If you have Michigan research to do, you may have heard about the new database website of the Archives of Michigan, Michiganology. It is found at michiganology.org. The .org is important. The .com website is an online store and you will find puzzles here, but no genealogically related records.
Michiganology’s mission, as stated on its website, is to foster curiosity, enjoyment, and inspiration rooted in Michigan stories. Michiganology replaces Seeking Michigan as the place to go for your Michigan research needs. Seeking Michigan had about 1 million records available and Michiganology has more than 10 million and it has room to grow.
Before digging into what Michiganology has to offer, here’s a little of its back story. The overhaul of Seeking Michigan began a few years ago. The staff of the Archives of Michigan worked hard to develop a website that would grow with their digitization efforts. The staff wanted one place to house all the current and future information, developing a brand so to speak. Seeking Michigan parameters would not allow them to do this, so a new website was planned. Michigan government doesn’t have a designated department to help state entities develop such a website. The Archives of Michigan contracted with a company to help them through this process. Archivist Kris Rzepczynski and Digital Engagement Archivist Jill Arnold kept the MGC societies up to date on the progress of the new website. MGC members were encouraged to volunteer for the beta testing and many did. Jill Arnold worked tirelessly, and continues to work, to make Michiganology the best it can be.
Future projects in the works include the Michigan Naturalization Project. It is an indexing project of Family Search. If you would like to see these records at Michiganology, go grab a batch and index! Seven million records will be added to the Michiganology database upon completion of the naturalization indexing.
Family Search is onsite at the Archives of Michigan digitizing the Probate Records held by the Archives. This is another huge project, but when it is digitized, indexed and uploaded to Michiganology you will be thankful Michigan built a website big enough to house these important genealogical treasures.
Now, the fun part. What is Michiganology?
Michiganology is the online database portal of the Archives of Michigan. The records previously housed at Seeking Michigan are being transferred to Michiganology. This includes:
- Death certificate images. If a death record is older than 75 years, the image of the certificate can be found.
- Records of Service of Michigan Volunteers in the Civil War, 1861-1865. The 46-volume series is digitized and available for viewing.
- Civil War Photographs- over 1500 photographs pertaining to Michigan civil war are searchable. Try searching for your Michigan Civil War soldier or unit to see what you can find.
- Civil War Battle Flags-the flags of the various Michigan civil war units are searchable as well. A search for “Mechanics and Engineers” returns four copyrighted images.

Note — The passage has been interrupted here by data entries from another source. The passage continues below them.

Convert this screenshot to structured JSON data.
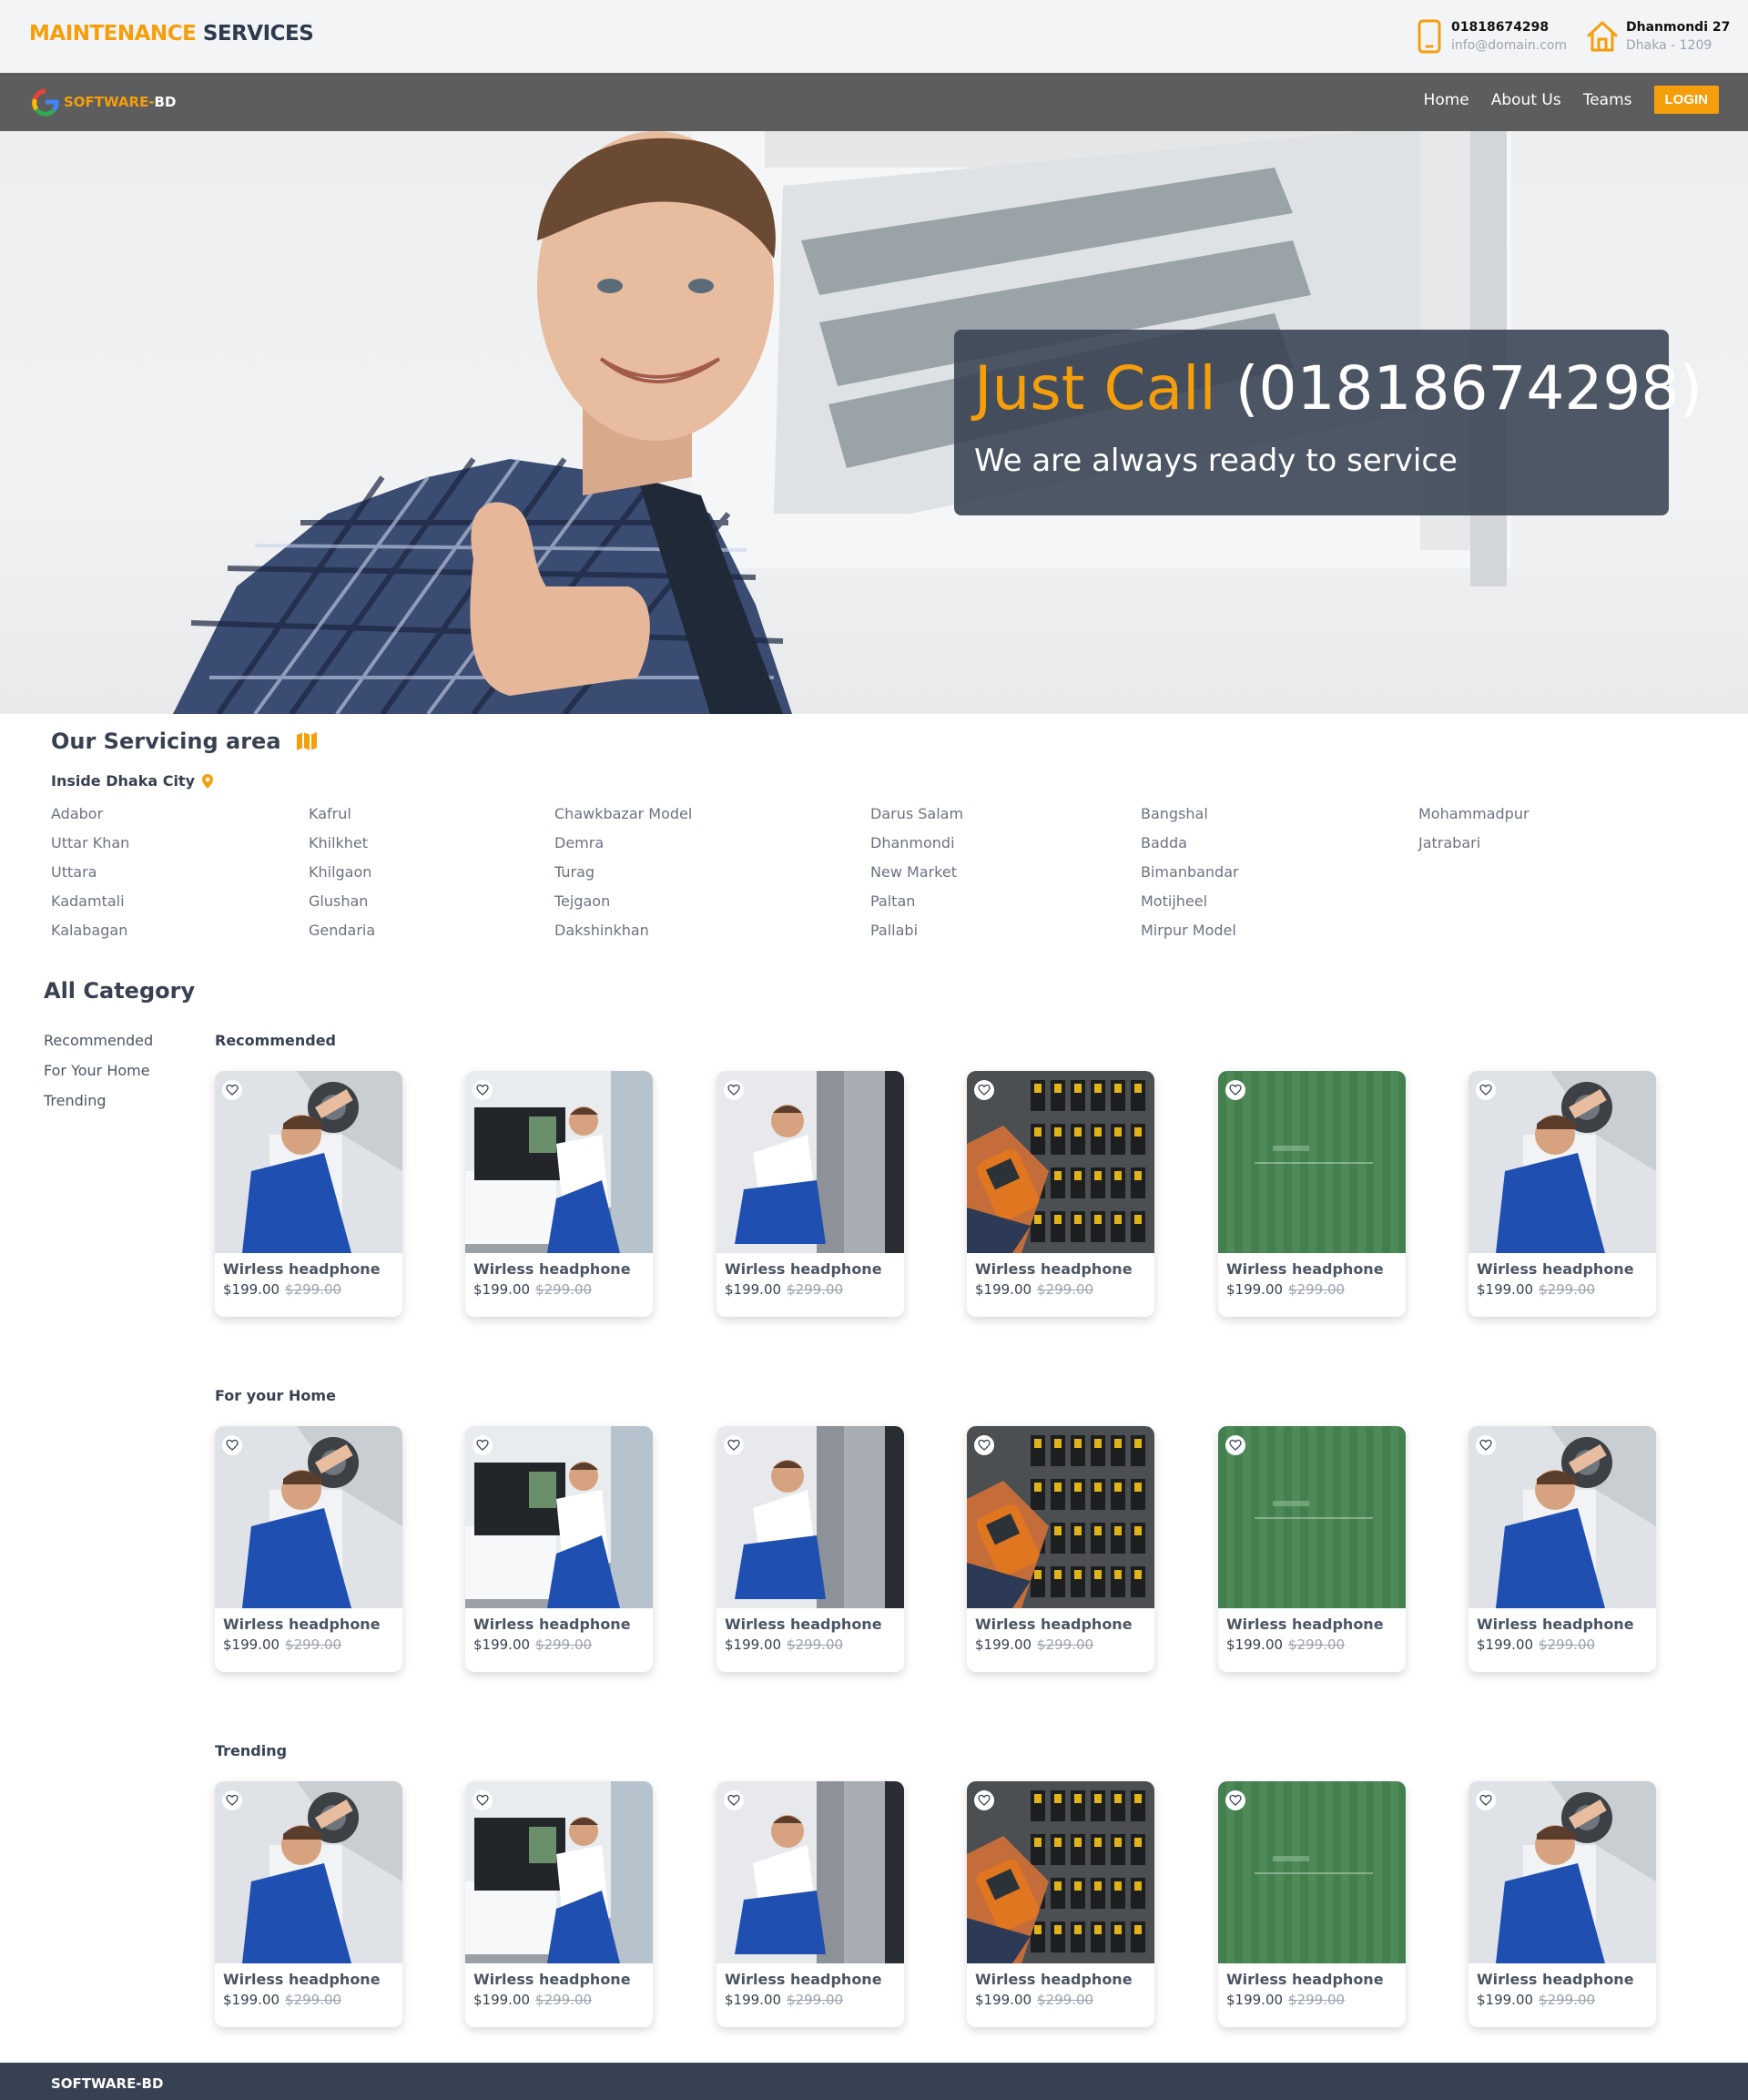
{
  "header": {
    "brand_part1": "MAINTENANCE",
    "brand_part2": "SERVICES",
    "phone": "01818674298",
    "email": "info@domain.com",
    "address_line1": "Dhanmondi 27",
    "address_line2": "Dhaka - 1209",
    "accent_color": "#f59e0b"
  },
  "nav": {
    "logo_part1": "SOFTWARE-",
    "logo_part2": "BD",
    "links": [
      "Home",
      "About Us",
      "Teams"
    ],
    "login_label": "LOGIN",
    "bg_color": "#5d5d5d"
  },
  "hero": {
    "title_highlight": "Just Call",
    "title_number": "(01818674298)",
    "subtitle": "We are always ready to service"
  },
  "servicing_area": {
    "title": "Our Servicing area",
    "subtitle": "Inside Dhaka City",
    "columns": [
      [
        "Adabor",
        "Uttar Khan",
        "Uttara",
        "Kadamtali",
        "Kalabagan"
      ],
      [
        "Kafrul",
        "Khilkhet",
        "Khilgaon",
        "Glushan",
        "Gendaria"
      ],
      [
        "Chawkbazar Model",
        "Demra",
        "Turag",
        "Tejgaon",
        "Dakshinkhan"
      ],
      [
        "Darus Salam",
        "Dhanmondi",
        "New Market",
        "Paltan",
        "Pallabi"
      ],
      [
        "Bangshal",
        "Badda",
        "Bimanbandar",
        "Motijheel",
        "Mirpur Model"
      ],
      [
        "Mohammadpur",
        "Jatrabari"
      ]
    ]
  },
  "category": {
    "title": "All Category",
    "sidebar": [
      "Recommended",
      "For Your Home",
      "Trending"
    ],
    "rows": [
      {
        "title": "Recommended"
      },
      {
        "title": "For your Home"
      },
      {
        "title": "Trending"
      }
    ],
    "card": {
      "title": "Wirless headphone",
      "price": "$199.00",
      "old_price": "$299.00"
    },
    "image_types": [
      "ac-repair",
      "tv-repair",
      "fridge-repair",
      "electrical-panel",
      "green-blur",
      "ac-repair"
    ]
  },
  "footer": {
    "text": "SOFTWARE-BD"
  }
}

- Main Street-collection of photographs and postcards from across Michigan.
- and more being added.
Tip 1: Use the advanced search item for Death Records, Main Street Collection, and Map Collection. It can be found on the top right of the web page or after clicking the “Search” tab in the top toolbar. The red box below shows the advanced search feature. Other options include basic and custom. Trust me-advanced search is the way to go.

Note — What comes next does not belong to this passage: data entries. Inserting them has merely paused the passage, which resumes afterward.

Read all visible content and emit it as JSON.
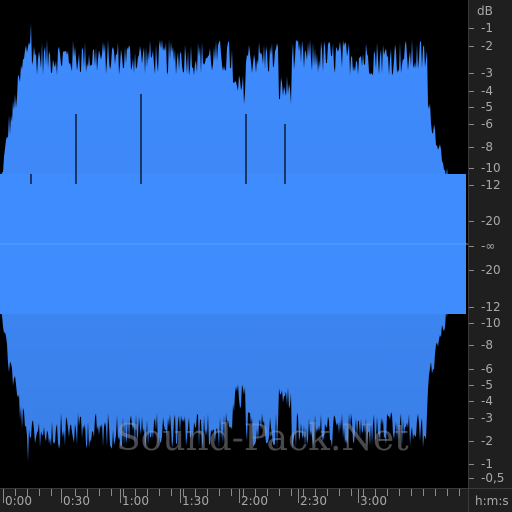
{
  "editor": {
    "waveform_color_top": "#3f8cff",
    "waveform_color_bottom": "#3a7fe6",
    "background": "#000000"
  },
  "db_ruler": {
    "unit": "dB",
    "labels_top": [
      "-1",
      "-2",
      "-3",
      "-4",
      "-5",
      "-6",
      "-8",
      "-10",
      "-12",
      "-20"
    ],
    "center": "-∞",
    "labels_bottom": [
      "-20",
      "-12",
      "-10",
      "-8",
      "-6",
      "-5",
      "-4",
      "-3",
      "-2",
      "-1",
      "-0,5"
    ]
  },
  "time_ruler": {
    "labels": [
      "0:00",
      "0:30",
      "1:00",
      "1:30",
      "2:00",
      "2:30",
      "3:00"
    ],
    "unit": "h:m:s"
  },
  "watermark": "Sound-Pack.Net"
}
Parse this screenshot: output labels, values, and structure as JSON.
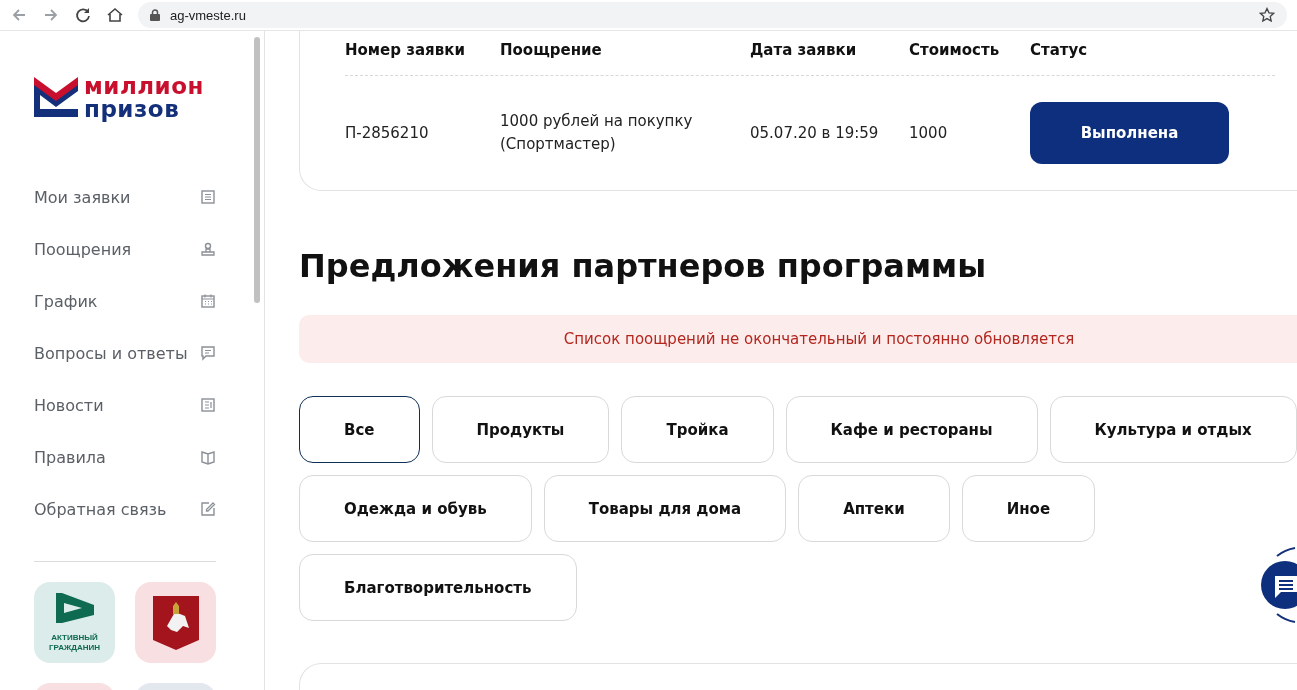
{
  "browser": {
    "address": "ag-vmeste.ru"
  },
  "logo": {
    "line_1": "миллион",
    "line_2": "призов"
  },
  "sidebar": {
    "items": [
      {
        "label": "Мои заявки",
        "kind": "list"
      },
      {
        "label": "Поощрения",
        "kind": "gift"
      },
      {
        "label": "График",
        "kind": "calendar"
      },
      {
        "label": "Вопросы и ответы",
        "kind": "chat"
      },
      {
        "label": "Новости",
        "kind": "news"
      },
      {
        "label": "Правила",
        "kind": "book"
      },
      {
        "label": "Обратная связь",
        "kind": "edit"
      }
    ],
    "apps": [
      {
        "kind": "citizen",
        "caption": "АКТИВНЫЙ ГРАЖДАНИН",
        "color": "#dcecea"
      },
      {
        "kind": "coat",
        "color": "#f7dfe2"
      },
      {
        "kind": "partial",
        "color": "#f7dfe2"
      },
      {
        "kind": "partial",
        "color": "#e3e7ee"
      }
    ]
  },
  "orders": {
    "columns": [
      "Номер заявки",
      "Поощрение",
      "Дата заявки",
      "Стоимость",
      "Статус"
    ],
    "rows": [
      {
        "number": "П-2856210",
        "reward": "1000 рублей на покупку (Спортмастер)",
        "date": "05.07.20 в 19:59",
        "cost": "1000",
        "status": "Выполнена"
      }
    ]
  },
  "partners": {
    "title": "Предложения партнеров программы",
    "notice": "Список поощрений не окончательный и постоянно обновляется",
    "filters": [
      [
        {
          "label": "Все",
          "selected": true
        },
        {
          "label": "Продукты",
          "selected": false
        },
        {
          "label": "Тройка",
          "selected": false
        },
        {
          "label": "Кафе и рестораны",
          "selected": false
        },
        {
          "label": "Культура и отдых",
          "selected": false
        }
      ],
      [
        {
          "label": "Одежда и обувь",
          "selected": false
        },
        {
          "label": "Товары для дома",
          "selected": false
        },
        {
          "label": "Аптеки",
          "selected": false
        },
        {
          "label": "Иное",
          "selected": false
        }
      ],
      [
        {
          "label": "Благотворительность",
          "selected": false
        }
      ]
    ]
  }
}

The screenshot above is from Michiganology.org using the Advanced search function. The left side of the search area has a drop-down menu that allows one to narrow their search to death records, Main Streets or Map Collection. I performed a basic surname search of “Glover” and got over 400 items. You can refine your selection with the box on the left side of the page.
Tip 2: Use the “Table” option under the Display menu. The red box above shows where it is located. The table view gives you more information. Table view shows “title/family name” and “description/given name” and “place”. Other options “list” and “grid” will give you just the surname. Again, trust me and use the table display option.

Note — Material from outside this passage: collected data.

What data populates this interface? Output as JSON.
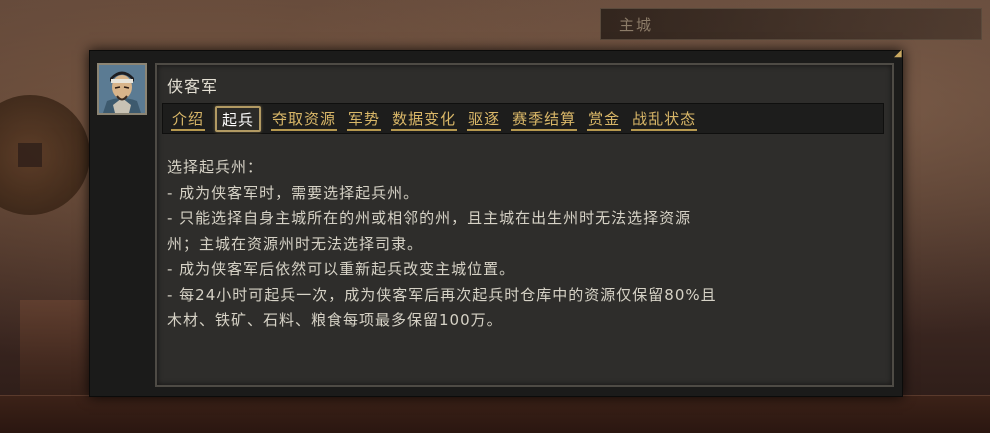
{
  "background": {
    "city_label": "主城"
  },
  "dialog": {
    "portrait_icon": "warrior-portrait-icon",
    "title": "侠客军",
    "tabs": [
      {
        "label": "介绍",
        "active": false
      },
      {
        "label": "起兵",
        "active": true
      },
      {
        "label": "夺取资源",
        "active": false
      },
      {
        "label": "军势",
        "active": false
      },
      {
        "label": "数据变化",
        "active": false
      },
      {
        "label": "驱逐",
        "active": false
      },
      {
        "label": "赛季结算",
        "active": false
      },
      {
        "label": "赏金",
        "active": false
      },
      {
        "label": "战乱状态",
        "active": false
      }
    ],
    "content_lines": [
      "选择起兵州：",
      "- 成为侠客军时，需要选择起兵州。",
      "- 只能选择自身主城所在的州或相邻的州，且主城在出生州时无法选择资源",
      "州；主城在资源州时无法选择司隶。",
      "- 成为侠客军后依然可以重新起兵改变主城位置。",
      "- 每24小时可起兵一次，成为侠客军后再次起兵时仓库中的资源仅保留80%且",
      "木材、铁矿、石料、粮食每项最多保留100万。"
    ]
  },
  "colors": {
    "tab_text": "#d9b768",
    "tab_active_text": "#ffffff",
    "body_text": "#d6d2c6",
    "panel_bg": "#2e2d2b"
  }
}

Tip 3: Entering the date can be tricky. For best results, use a date range. If you are looking for a death record that occurred on January 2, 1942. Enter a range starting with 01/01/1942 and ending with 01/03/1942. I have had success using this method. The 1942 death records are some of the newest on the website and I even searched using 01/01/1942 to 12/31/1942 and used the county only search box. In my case, I used “Manistee” as the county.
As with any new endeavor, especially a website of this magnitude, there will be glitches. The staff of the archives very receptive to our questions. They are not going to change the name of the website so let that one go! For those interested, there is a “Feedback” option in the top left corner of the homepage. The screenshots above were taken on 7 January 2020 and as more records are added may change.
Michiganology is a great resource for Michigan researchers and is only going to grow and get better. We’re looking forward to all that Michiganology has to offer.